TERAMO – Nei giorni scorsi cadeva il cinquantesimo anniversario dei fatti dell’Aquila. La rievocazione fatta dai mass media è stata senz’altro utile e approfondita, come del resto puntuali sono state le dichiarazioni di Gianni Melilla e Stefania Pezzopane. Ciò che purtroppo è mancata è stata la riflessione dei partiti, che avevano il dovere di trasmettere alla nuove generazioni un messaggio importante sui quei fatti sotto il profilo storico e politico. Ascoltare la voce delle forze politiche era necessario perché il nostro Paese ha bisogno di coltivare la Memoria, soprattutto in una fase storica e drammatica come quella che stiamo vivendo con la persistente diffusione del virus che miete ogni giorno centinaia di vite umane, con i rapporti sociali sempre più rarefatti, con una crisi economica che rischia di affossare il Paese e che già oggi fa pagare il prezzo più alto ai ceti meno abbienti e bisognevoli di aiuto. In questo contesto, coi i disagi e le sofferenze che aumentano di giorno in giorno, c’è sempre il rischio che si possano mettere in moto meccanismi perversi che nessuno riesce poi a governare. Forse, anche per questo, ho sentito l’obbligo morale di tornare con la memoria a quei tragici momenti, che gettarono nel panico l’opinione pubblica abruzzese.

“I fascisti hanno messo a ferro e fuoco l’Aquila”. Annunciò con voce tremante lo speaker della radio.
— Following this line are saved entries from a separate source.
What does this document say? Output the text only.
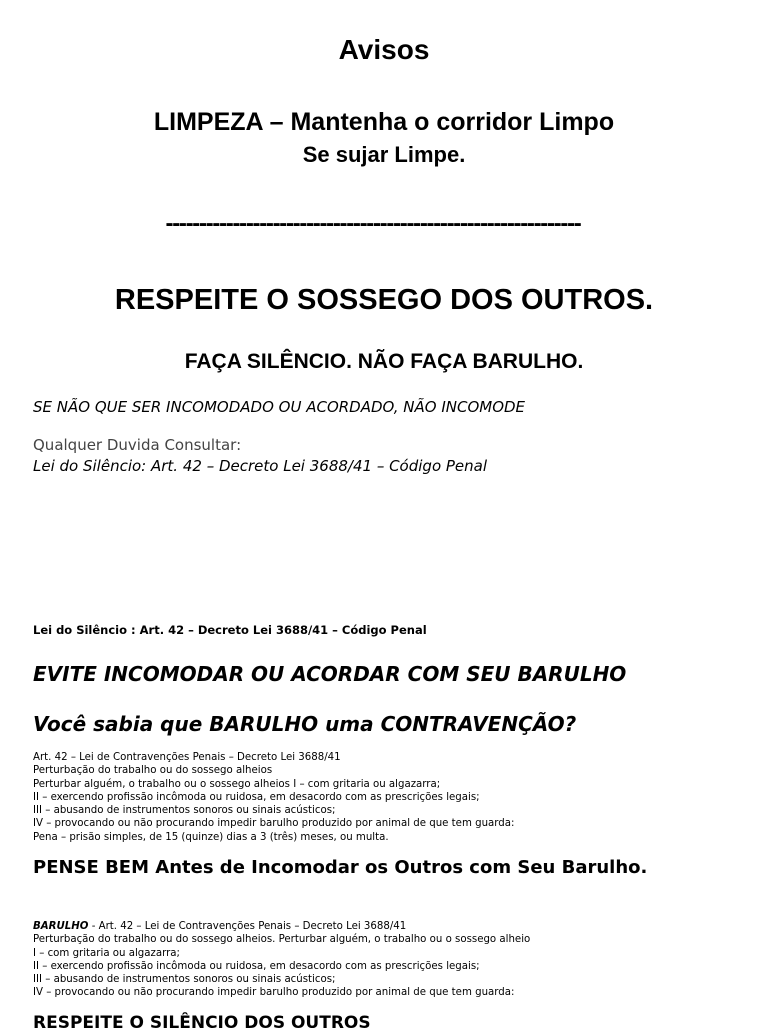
Avisos
LIMPEZA – Mantenha o corridor Limpo

Se sujar Limpe.

--------------------------------------------------------------

RESPEITE O SOSSEGO DOS OUTROS.
FAÇA SILÊNCIO. NÃO FAÇA BARULHO.

SE NÃO QUE SER INCOMODADO OU ACORDADO, NÃO INCOMODE

Qualquer Duvida Consultar:

Lei do Silêncio: Art. 42 – Decreto Lei 3688/41 – Código Penal

Lei do Silêncio : Art. 42 – Decreto Lei 3688/41 – Código Penal

EVITE INCOMODAR OU ACORDAR COM SEU BARULHO
Você sabia que BARULHO uma CONTRAVENÇÃO?
Art. 42 – Lei de Contravenções Penais – Decreto Lei 3688/41
Perturbação do trabalho ou do sossego alheios
Perturbar alguém, o trabalho ou o sossego alheios I – com gritaria ou algazarra;
II – exercendo profissão incômoda ou ruidosa, em desacordo com as prescrições legais;
III – abusando de instrumentos sonoros ou sinais acústicos;
IV – provocando ou não procurando impedir barulho produzido por animal de que tem guarda:
Pena – prisão simples, de 15 (quinze) dias a 3 (três) meses, ou multa.
PENSE BEM Antes de Incomodar os Outros com Seu Barulho.
BARULHO - Art. 42 – Lei de Contravenções Penais – Decreto Lei 3688/41
Perturbação do trabalho ou do sossego alheios. Perturbar alguém, o trabalho ou o sossego alheio
I – com gritaria ou algazarra;
II – exercendo profissão incômoda ou ruidosa, em desacordo com as prescrições legais;
III – abusando de instrumentos sonoros ou sinais acústicos;
IV – provocando ou não procurando impedir barulho produzido por animal de que tem guarda:
RESPEITE O SILÊNCIO DOS OUTROS
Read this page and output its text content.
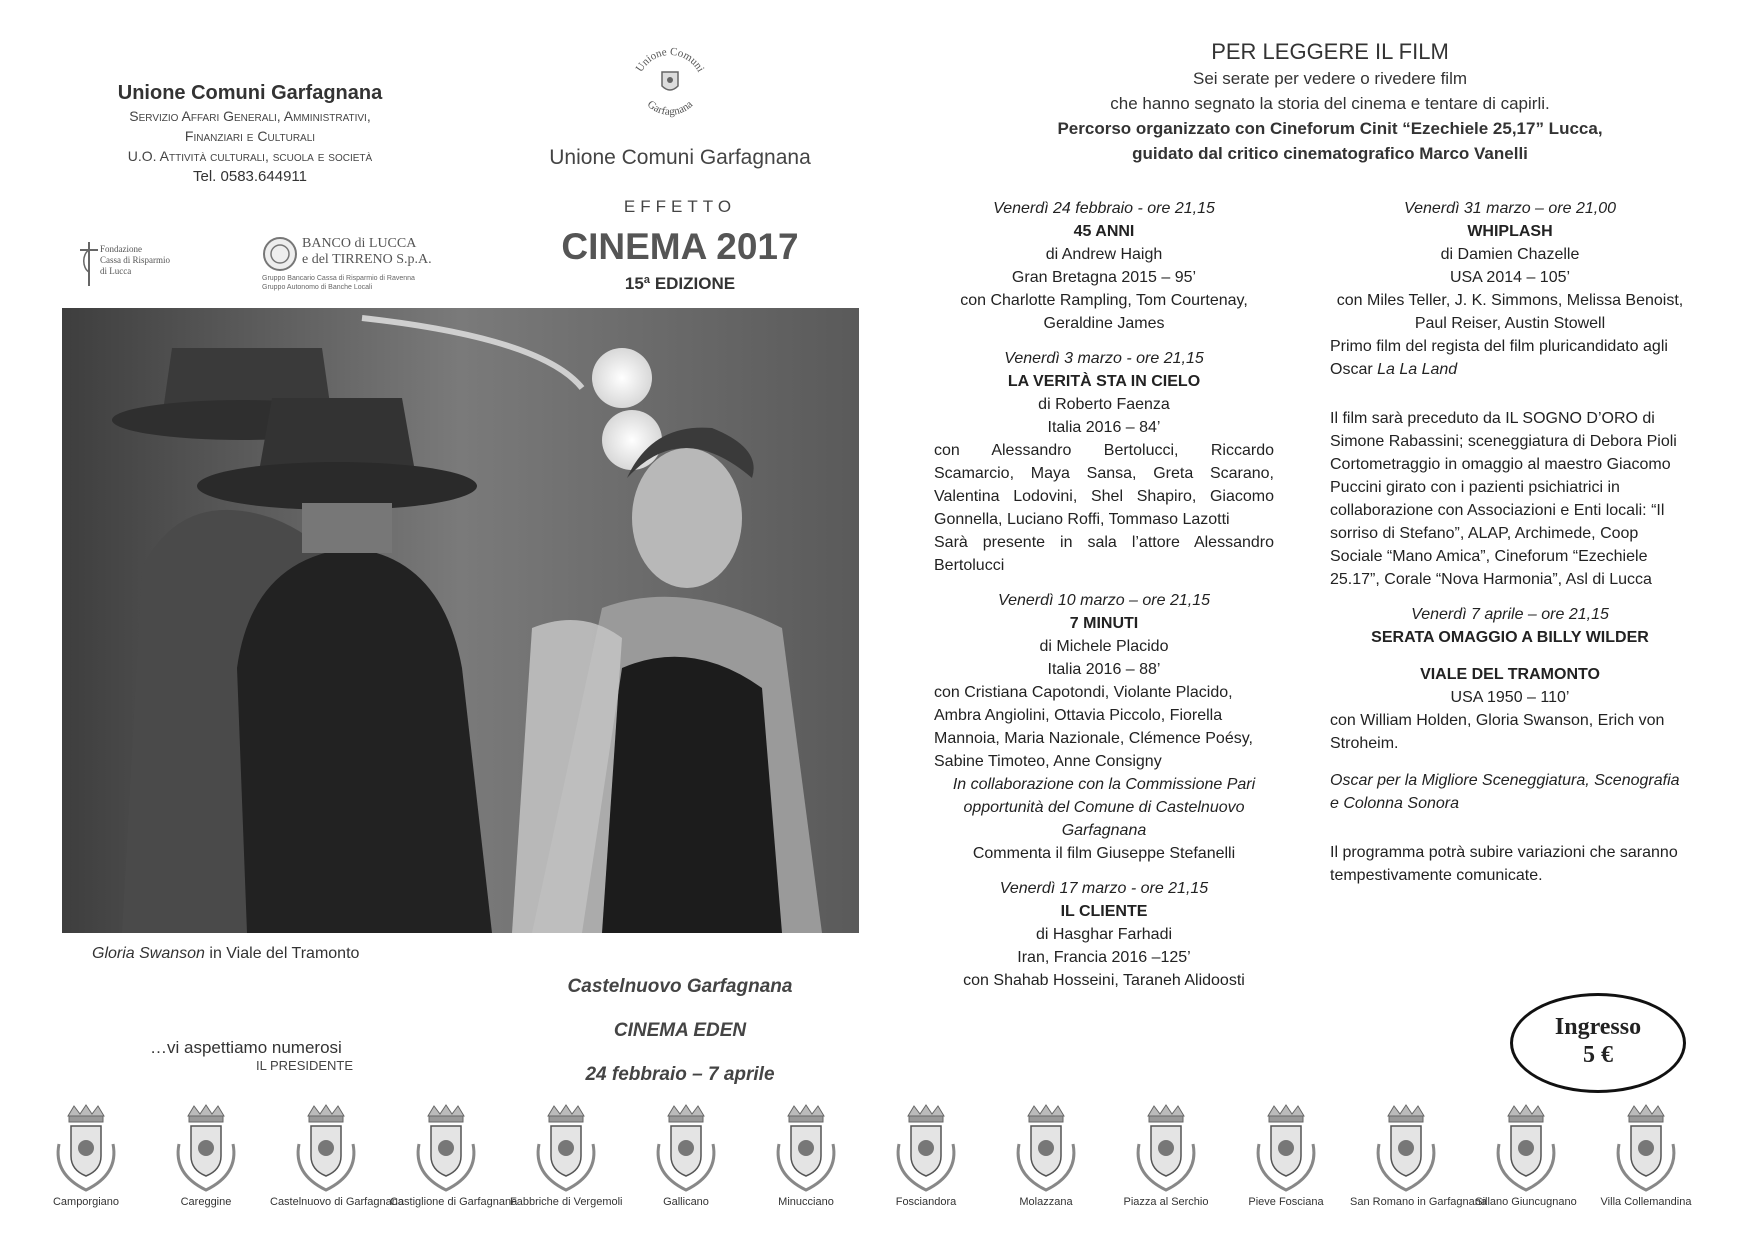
Unione Comuni Garfagnana
Servizio Affari Generali, Amministrativi,
Finanziari e Culturali
U.O. Attività culturali, scuola e società
Tel. 0583.644911
Fondazione
Cassa di Risparmio
di Lucca
BANCO di LUCCA
e del TIRRENO S.p.A.
Gruppo Bancario Cassa di Risparmio di Ravenna
Gruppo Autonomo di Banche Locali
Unione Comuni
Garfagnana
Unione Comuni Garfagnana
EFFETTO
CINEMA 2017
15ª EDIZIONE
Gloria Swanson in Viale del Tramonto
Castelnuovo Garfagnana
CINEMA EDEN
24 febbraio – 7 aprile
…vi aspettiamo numerosi
IL PRESIDENTE
PER LEGGERE IL FILM
Sei serate per vedere o rivedere film
che hanno segnato la storia del cinema e tentare di capirli.
Percorso organizzato con Cineforum Cinit “Ezechiele 25,17” Lucca,
guidato dal critico cinematografico Marco Vanelli
Venerdì 24 febbraio - ore 21,15
45 ANNI
di Andrew Haigh
Gran Bretagna 2015 – 95’
con Charlotte Rampling, Tom Courtenay, Geraldine James
Venerdì 3 marzo - ore 21,15
LA VERITÀ STA IN CIELO
di Roberto Faenza
Italia 2016 – 84’
con Alessandro Bertolucci, Riccardo Scamarcio, Maya Sansa, Greta Scarano, Valentina Lodovini, Shel Shapiro, Giacomo Gonnella, Luciano Roffi, Tommaso Lazotti
Sarà presente in sala l’attore Alessandro Bertolucci
Venerdì 10 marzo – ore 21,15
7 MINUTI
di Michele Placido
Italia 2016 – 88’
con Cristiana Capotondi, Violante Placido, Ambra Angiolini, Ottavia Piccolo, Fiorella Mannoia, Maria Nazionale, Clémence Poésy, Sabine Timoteo, Anne Consigny
In collaborazione con la Commissione Pari opportunità del Comune di Castelnuovo Garfagnana
Commenta il film Giuseppe Stefanelli
Venerdì 17 marzo - ore 21,15
IL CLIENTE
di Hasghar Farhadi
Iran, Francia 2016 –125’
con Shahab Hosseini, Taraneh Alidoosti
Venerdì 31 marzo – ore 21,00
WHIPLASH
di Damien Chazelle
USA 2014 – 105’
con Miles Teller, J. K. Simmons, Melissa Benoist, Paul Reiser, Austin Stowell
Primo film del regista del film pluricandidato agli Oscar La La Land
Il film sarà preceduto da IL SOGNO D’ORO di Simone Rabassini; sceneggiatura di Debora Pioli
Cortometraggio in omaggio al maestro Giacomo Puccini girato con i pazienti psichiatrici in collaborazione con Associazioni e Enti locali: “Il sorriso di Stefano”, ALAP, Archimede, Coop Sociale “Mano Amica”, Cineforum “Ezechiele 25.17”, Corale “Nova Harmonia”, Asl di Lucca
Venerdì 7 aprile – ore 21,15
SERATA OMAGGIO A BILLY WILDER
VIALE DEL TRAMONTO
USA 1950 – 110’
con William Holden, Gloria Swanson, Erich von Stroheim.
Oscar per la Migliore Sceneggiatura, Scenografia e Colonna Sonora
Il programma potrà subire variazioni che saranno tempestivamente comunicate.
Ingresso
5 €
Camporgiano	Careggine	Castelnuovo di Garfagnana
Castiglione di Garfagnana
Fabbriche di Vergemoli	Gallicano	Minucciano	Fosciandora	Molazzana	Piazza al Serchio	Pieve Fosciana	San Romano in Garfagnana
Sillano Giuncugnano	Villa Collemandina
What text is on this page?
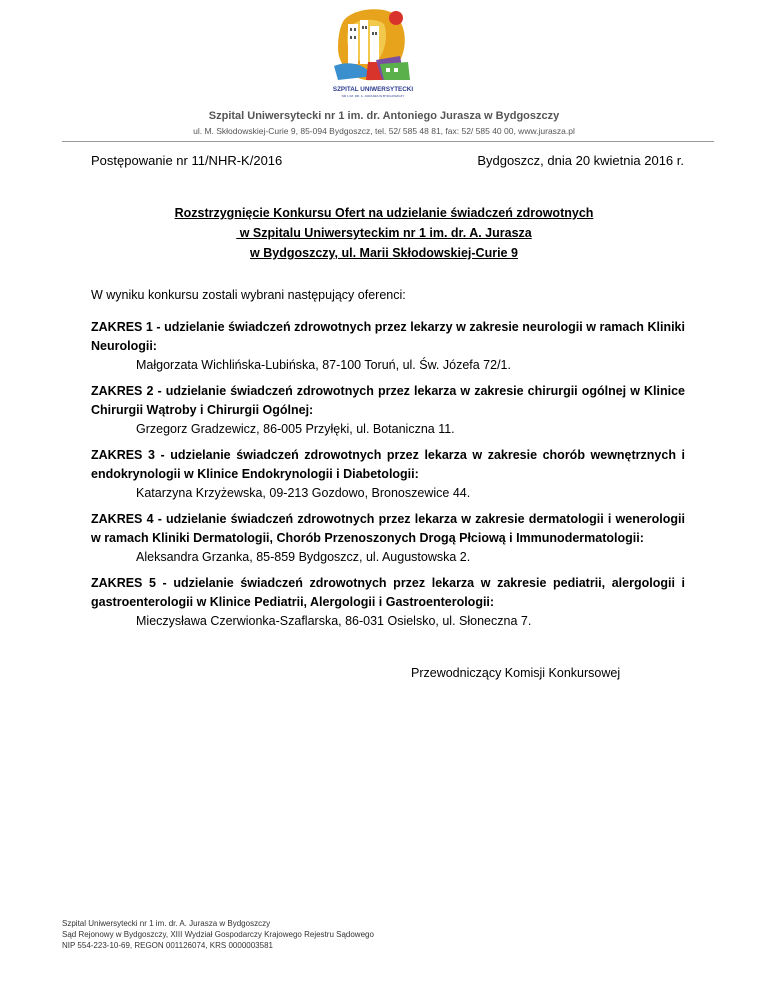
SZPITAL UNIWERSYTECKI
NR 1 IM. DR. A. JURASZA W BYDGOSZCZY
Szpital Uniwersytecki nr 1 im. dr. Antoniego Jurasza w Bydgoszczy
ul. M. Skłodowskiej-Curie 9, 85-094 Bydgoszcz, tel. 52/ 585 48 81, fax: 52/ 585 40 00, www.jurasza.pl
Postępowanie nr 11/NHR-K/2016	Bydgoszcz, dnia 20 kwietnia 2016 r.
Rozstrzygnięcie Konkursu Ofert na udzielanie świadczeń zdrowotnych
w Szpitalu Uniwersyteckim nr 1 im. dr. A. Jurasza
w Bydgoszczy, ul. Marii Skłodowskiej-Curie 9

W wyniku konkursu zostali wybrani następujący oferenci:

ZAKRES 1 - udzielanie świadczeń zdrowotnych przez lekarzy w zakresie neurologii w ramach Kliniki Neurologii:
Małgorzata Wichlińska-Lubińska, 87-100 Toruń, ul. Św. Józefa 72/1.
ZAKRES 2 - udzielanie świadczeń zdrowotnych przez lekarza w zakresie chirurgii ogólnej w Klinice Chirurgii Wątroby i Chirurgii Ogólnej:
Grzegorz Gradzewicz, 86-005 Przyłęki, ul. Botaniczna 11.
ZAKRES 3 - udzielanie świadczeń zdrowotnych przez lekarza w zakresie chorób wewnętrznych i endokrynologii w Klinice Endokrynologii i Diabetologii:
Katarzyna Krzyżewska, 09-213 Gozdowo, Bronoszewice 44.
ZAKRES 4 - udzielanie świadczeń zdrowotnych przez lekarza w zakresie dermatologii i wenerologii w ramach Kliniki Dermatologii, Chorób Przenoszonych Drogą Płciową i Immunodermatologii:
Aleksandra Grzanka, 85-859 Bydgoszcz, ul. Augustowska 2.
ZAKRES 5 - udzielanie świadczeń zdrowotnych przez lekarza w zakresie pediatrii, alergologii i gastroenterologii w Klinice Pediatrii, Alergologii i Gastroenterologii:
Mieczysława Czerwionka-Szaflarska, 86-031 Osielsko, ul. Słoneczna 7.
Przewodniczący Komisji Konkursowej
Szpital Uniwersytecki nr 1 im. dr. A. Jurasza w Bydgoszczy
Sąd Rejonowy w Bydgoszczy, XIII Wydział Gospodarczy Krajowego Rejestru Sądowego
NIP 554-223-10-69, REGON 001126074, KRS 0000003581
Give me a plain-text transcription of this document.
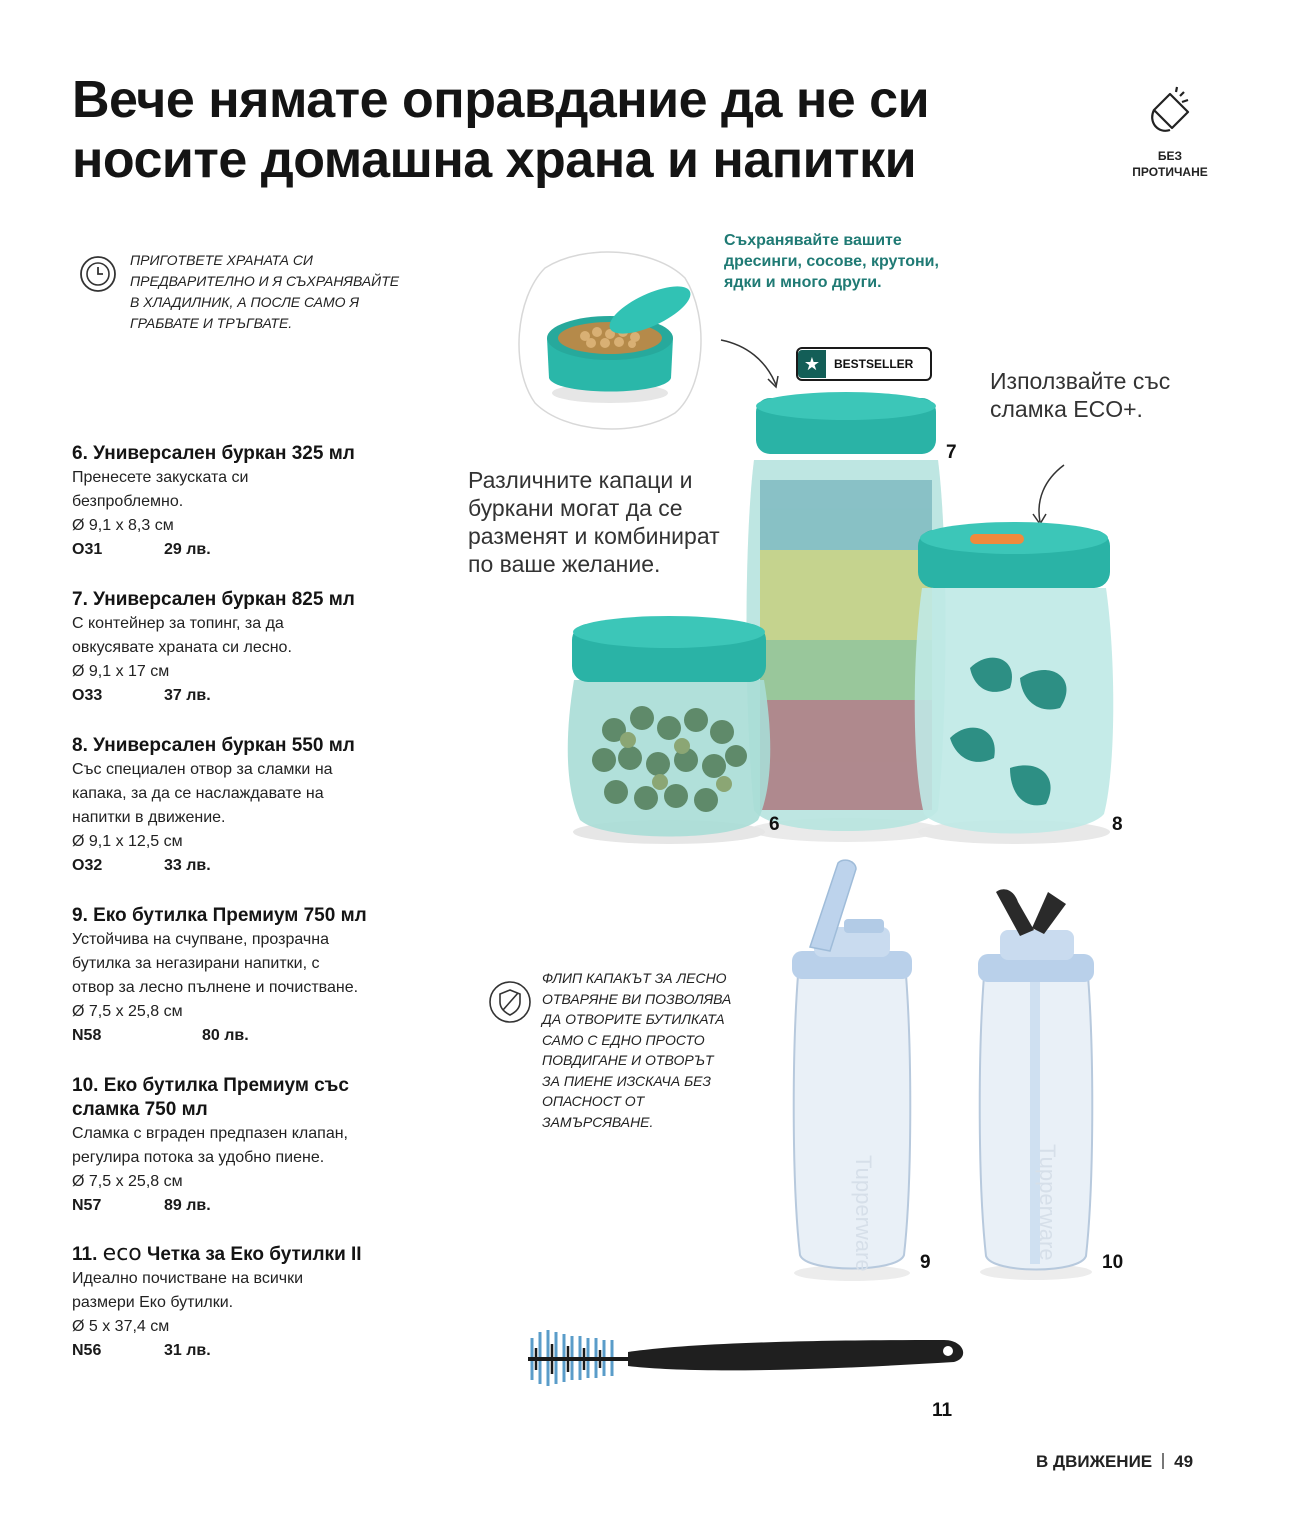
Вече нямате оправдание да не си
носите домашна храна и напитки	БЕЗ
ПРОТИЧАНЕ
ПРИГОТВЕТЕ ХРАНАТА СИ ПРЕДВАРИТЕЛНО И Я СЪХРАНЯВАЙТЕ В ХЛАДИЛНИК, А ПОСЛЕ САМО Я ГРАБВАТЕ И ТРЪГВАТЕ.
6. Универсален буркан 325 мл

Пренесете закуската си

безпроблемно.

Ø 9,1 x 8,3 см

O31	29 лв.
7. Универсален буркан 825 мл

С контейнер за топинг, за да

овкусявате храната си лесно.

Ø 9,1 x 17 см

O33	37 лв.
8. Универсален буркан 550 мл

Със специален отвор за сламки на

капака, за да се наслаждавате на

напитки в движение.

Ø 9,1 x 12,5 см

O32	33 лв.
9. Еко бутилка Премиум 750 мл

Устойчива на счупване, прозрачна

бутилка за негазирани напитки, с

отвор за лесно пълнене и почистване.

Ø 7,5 x 25,8 см

N58	80 лв.
10. Еко бутилка Премиум със сламка 750 мл

Сламка с вграден предпазен клапан,

регулира потока за удобно пиене.

Ø 7,5 x 25,8 см

N57	89 лв.
11. eco Четка за Еко бутилки II

Идеално почистване на всички

размери Еко бутилки.

Ø 5 x 37,4 см

N56	31 лв.
Съхранявайте вашите дресинги, сосове, крутони, ядки и много други.
★	BESTSELLER
Използвайте със сламка ECO+.
Различните капаци и буркани могат да се разменят и комбинират по ваше желание.
7
6	8
ФЛИП КАПАКЪТ ЗА ЛЕСНО ОТВАРЯНЕ ВИ ПОЗВОЛЯВА ДА ОТВОРИТЕ БУТИЛКАТА САМО С ЕДНО ПРОСТО ПОВДИГАНЕ И ОТВОРЪТ ЗА ПИЕНЕ ИЗСКАЧА БЕЗ ОПАСНОСТ ОТ ЗАМЪРСЯВАНЕ.
Tupperware 9
Tupperware
10
11
В ДВИЖЕНИЕ 49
Era questa la notizia terribile che si diffuse come un lampo. La Federazione Comunista di Teramo diramò una direttiva: bisogna subito raggiungere L’Aquila. Partimmo. Eravamo in molti, quasi tutti giovani. Ci barricammo nella sede messa a disposizione dall’Alleanza dei Contadini. Seppi poi che alcuni di noi erano regolarmente armati. Si temeva del resto che i fascisti potessero ripetere il saccheggio della mattinata. Nel cuore della notte sentimmo bussare alla porta. I compagni che erano di guardia non aprirono. Chiesero allo sconosciuto di identificarsi. “Sono Nino, Nino Carloni. Aprite!” Dopo i saluti e gli abbracci, la prima domanda che alcuni di noi si posero fu questa: come può l’avvocato Carloni, uno dei dirigenti più prestigiosi del Partito, musicologo di fama, circolare liberamente in una città nelle mani delle forze eversive?

L’indomani mattina arrivarono da Roma Paolo Bufalini e Gerardo Chiaromonte. Nel corso della riunione fu riferito l’episodio. E si cominciò a comprendere ciò che realmente era accaduto. Sì, i fascisti, i caporioni missini avevano avuto un ruolo rilevante. Avevano fomentato la rivolta. Ma era L’Aquila, era la città che si era ribellata. Infatti, gli artigiani, i commercianti, gli impiegati, i professionisti, i cittadini di diverso orientamento politico avevano partecipato alla sommossa. Viene redatto subito un volantino dal titolo: “Appello dei comunisti ai cittadini aquilani”. Migliaia di copie vengono diffuse in poche ore in tutti quartieri e nei posti di lavoro. E’ il primo atto che si compie per recuperare il rapporto con la città. Il 7 marzo una grande manifestazione con Pietro Ingrao in piazza Duomo ripristinò l’ordine democratico.

Nei giorni successivi il Partito aprì una riflessione che coinvolse il quadro dirigente e migliaia di militanti. L’Aquila, una città colta e civile, dalle solide tradizioni democratiche, come e perché era caduta così in basso? Furono individuati limiti, insufficienze ed errori nel nostro operare. Nella fase finale della trattativa con le altre forze politiche – purtroppo – c’erano state delle oscillazioni. Qualcuno addirittura aveva adombrato la creazione di un doppio capoluogo. Tale proposta – respinta prima del voto – fu diffusa dalla stampa.